May 19, 2012 7:06 pm

Mann is a pure bureaucrat.
He is funded and rewarded by the State, receives accolades and awards from the State, and the State is the only customer for his ‘product’ (technically known as a monopsony).
In return for this nurturing, Mann gives the State a ‘product’ that it can use to further its own ends — global warming alarmism.
Everyone inside this arrangement benefits — the casualties are 1) truth 2) taxpayers.

May 19, 2012 7:10 pm

macleanjstorer,
Excellent analysis. Mann lies for money and status, because that is what his employer demands.

jorgekafkazar
May 19, 2012 7:31 pm

UK Sceptic says: “Mann’s days as a rent seeker must surely be numbered.
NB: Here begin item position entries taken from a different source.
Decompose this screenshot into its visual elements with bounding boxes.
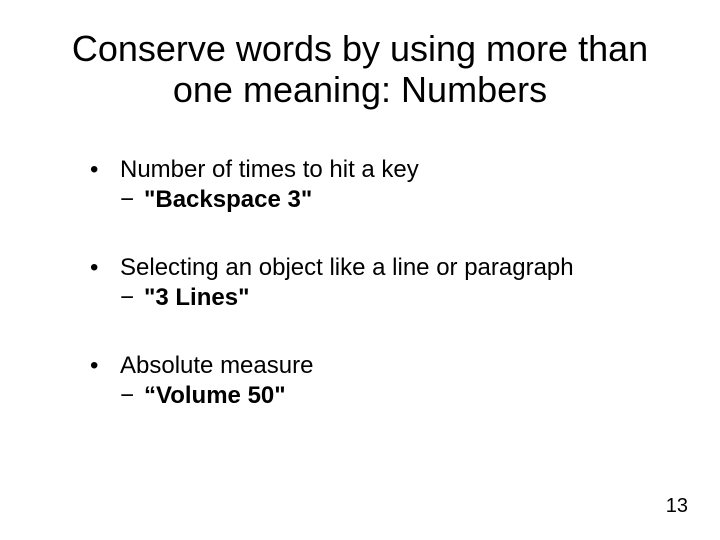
list-item: • Selecting an object like a line or par…: [90, 254, 660, 312]
dash-icon: −: [120, 186, 144, 214]
sub-bullet-text: "Backspace 3": [144, 186, 312, 214]
dash-icon: −: [120, 284, 144, 312]
bullet-text: Absolute measure: [120, 352, 313, 380]
slide-title: Conserve words by using more than one me…: [60, 28, 660, 111]
slide: Conserve words by using more than one me…: [0, 0, 720, 540]
sub-bullet-text: “Volume 50": [144, 382, 286, 410]
bullet-icon: •: [90, 254, 120, 282]
bullet-text: Number of times to hit a key: [120, 156, 419, 184]
page-number: 13: [666, 495, 688, 518]
list-item: • Number of times to hit a key − "Backsp…: [90, 156, 660, 214]
bullet-icon: •: [90, 156, 120, 184]
sub-bullet-text: "3 Lines": [144, 284, 249, 312]
bullet-text: Selecting an object like a line or parag…: [120, 254, 574, 282]
bullet-icon: •: [90, 352, 120, 380]
bullet-list: • Number of times to hit a key − "Backsp…: [90, 156, 660, 410]
dash-icon: −: [120, 382, 144, 410]
list-item: • Absolute measure − “Volume 50": [90, 352, 660, 410]
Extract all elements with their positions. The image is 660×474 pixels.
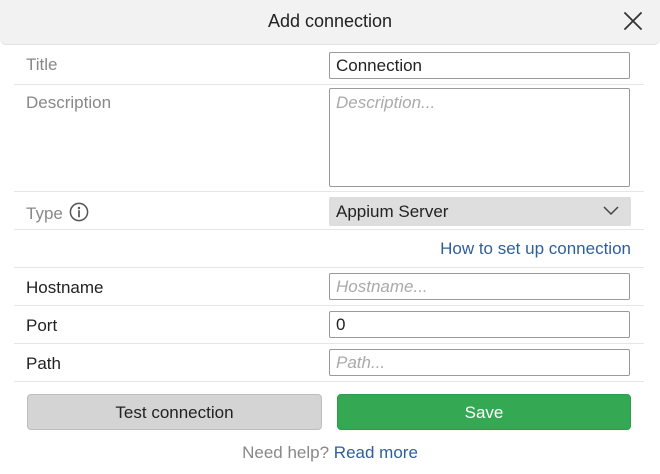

You can’t fool all of the people all of the time.”
True, but he hasn’t yet run out of money with which to fool some more of the people.

May 19, 2012 7:35 pm

Thanks, Roger. Impressive.

Darren Potter
May 19, 2012 8:31 pm

Jim Macdonald says — “Mann sloughed it off by saying that he had contacted the author and he had renounced his findings.”
Mann, like Pharoph Rameses did, has called with his own lips the future responses to any claims of AGW.

m.whittemore@hotmail.com
May 19, 2012 9:30 pm

I can understand why people are concerned about the decline in temperature shown in the tree ring record after the 1960’s but before that time tree ring data correlated with other proxy’s and even the instrumental record very well. Like Mann said, there needs to be more research done on the effects of increased CO2 and pollution on tree rings since 1960.
Are you all suggesting that tree ring data should never be used as a proxy record before 1960?
Mann even took your criticism and developed a proxy temperature record that does not include tree rings (http://www.ncdc.noaa.gov/paleo/pubs/mann2008/mann2008.html). But even though Mann did that, it still needs to be said that tree ring proxy’s correlate with other proxy’s very well, and just because there is a serous anthropogenic process going on at present, which is most likely causing the tree ring proxy divergence after 1960, does not warrant the removal of all proxy tree ring data from temperature reconstructions before 1960.

Patrick
May 19, 2012 9:52 pm

“Harold Pierce Jr says:
May 19, 2012 at 5:42 pm”
All following the concept of scientific method. I was once told recently in a debate with an alarmist that electricity, computers etc, were examples of “scientific method”. I kid you not.

JPeden
May 19, 2012 11:34 pm

gofigure560 says:
May 19, 2012 at 12:28 pm
“With Mann’s bogus study out of the way it is clear that – by the very definition of warming – our current warming began at the bottom [~1680] (not the “end”, which is an arbitrary and irrelevant date) of the LIA.”
Agree.

Myrrh
May 20, 2012 12:42 am

Pamela Gray says:
May 19, 2012 at 11:36 am
Bill, your comment is without substance and your review of said research was not done with a very critical eye. The mechanism behind CO2 forms a much stronger case than the empty shell of solar/temperature wriggle matching. However, AGWers fail to nullify intrinsic natural variability. Both sides of the CO2/solar debate make separate but equally major failures.
And of course the Sun heats the planet directly. Whenever solar enthusiasts start their agrument with that tired verse, I cringe.
==========
If you’re using the AGW KT97 and ilk cartoon energy budget then what do you know about the Sun? Nought. It’s missing the direct heat from the Sun which actually heats up the Earth’s land and oceans, and you warmers haven’t even noticed.. “Shortwave in longwave out” is what makes me cringe.